You may find it helpful at first to approach analytical reading the way you would approach assigned reading in a college class. Have a notepad at hand, and make your own outline of the key topics, chapter by chapter. Write down, in your own words, what you deduce is the author’s main purpose in writing the book. List what you think are the author’s main primary arguments, and then compare that list against the outline of contents. Decide for yourself whether the author has fulfilled the original goals, defended the arguments, and convinced you of the main thesis. Ask yourself whether the author seems illogical or presents material that you know from other sources is inaccurate. If something seems incomplete or unsatisfactory, does the author candidly acknowledge that a full answer was not possible, rather than trying to bluff the readers?
The detailed examination of the book that you perform with analytical reading will also begin to answer the fourth fundamental question: What of it? That is to say, what is the significance of this material? A full answer to that question, however, comes only at a still-deeper level of reading, what Adler calls synoptical reading, or comparative reading. In this level of reading, we are interested in learning about a certain subject, and to do so we compare and contrast the work of several authors rather than focusing on just one work by one author. Adler considers this the most demanding and most complex level of reading. It involves two challenges: first, searching for other possible books on the subject and then deciding, after finding them, which books should be read.
Once you have identified the subject you wish to study, the next step is to construct a bibliography. Depending on the subject, the bibliography might include a few books or many. To read that number of books analytically would take months, maybe years. Comparative readers must use shortcuts, inspecting each book to ensure it has something important to say about the subject and then discarding less relevant ones.
The first step in comparative reading is to locate the relevant passages in each book. You are not doing a full analysis of each book individually but finding the important parts of each separate book that relate to what you need to know. This is a fundamentally different approach from analyzing a book in its entirety. In analytical reading, you accept information from the author as it is given; in comparative reading, your investigation must serve your own needs.
Develop your list of questions, expressed in your own language, and analyze how well the selected books answer those questions. Do not be dismayed if the authors give different answers to your questions, but do take the time to determine the context for each author’s answer.
The final step in comparative reading is analyzing the discussion among all the authors. Be careful not to take sides but to let the debate between authors unfold with some objectivity. Of course, perfect objectivity is rarely possible, but the more you can resist jumping to conclusions, the better will be your overall understanding. At the end, you will have answered the last of Adler’s fundamental questions: What of it? Is this material important to me, and does it require me to learn more? Looking back over Adler’s complete program, we take note of the connections he has carefully built. Each level of reading is connected to the next, and the process is cumulative.

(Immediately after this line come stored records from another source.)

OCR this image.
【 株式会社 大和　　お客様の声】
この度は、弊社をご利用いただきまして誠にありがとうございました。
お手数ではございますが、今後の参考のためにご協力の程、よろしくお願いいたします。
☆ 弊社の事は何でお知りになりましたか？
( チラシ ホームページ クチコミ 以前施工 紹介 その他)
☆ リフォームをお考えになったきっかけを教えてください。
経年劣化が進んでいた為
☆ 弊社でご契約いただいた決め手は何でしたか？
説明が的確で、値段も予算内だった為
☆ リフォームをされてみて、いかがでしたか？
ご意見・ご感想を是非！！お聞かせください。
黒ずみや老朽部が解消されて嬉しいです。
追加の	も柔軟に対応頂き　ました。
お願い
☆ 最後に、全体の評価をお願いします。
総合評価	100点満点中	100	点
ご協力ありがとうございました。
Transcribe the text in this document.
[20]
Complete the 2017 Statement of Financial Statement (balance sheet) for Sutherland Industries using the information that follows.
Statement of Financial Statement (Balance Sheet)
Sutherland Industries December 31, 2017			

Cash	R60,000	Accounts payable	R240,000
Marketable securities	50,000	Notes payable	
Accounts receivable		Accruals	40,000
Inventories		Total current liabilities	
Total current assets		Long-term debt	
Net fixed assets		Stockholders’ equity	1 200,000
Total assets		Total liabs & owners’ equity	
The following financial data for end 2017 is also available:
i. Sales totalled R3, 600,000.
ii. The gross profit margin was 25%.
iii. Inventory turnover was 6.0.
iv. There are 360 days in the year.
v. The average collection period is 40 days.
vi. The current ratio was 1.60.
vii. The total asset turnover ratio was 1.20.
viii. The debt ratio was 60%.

We cannot hope to reach the highest level of reading until we master the earlier ones.
The challenge for us as readers is to receive that knowledge and integrate it into our latticework of mental models. How well we are able to do so is a function of two very separate considerations: the author’s ability to explain, and our skills as careful, thoughtful readers. We have little control over the first, other than to discard one particular book in favor of another, but the second is completely within our control.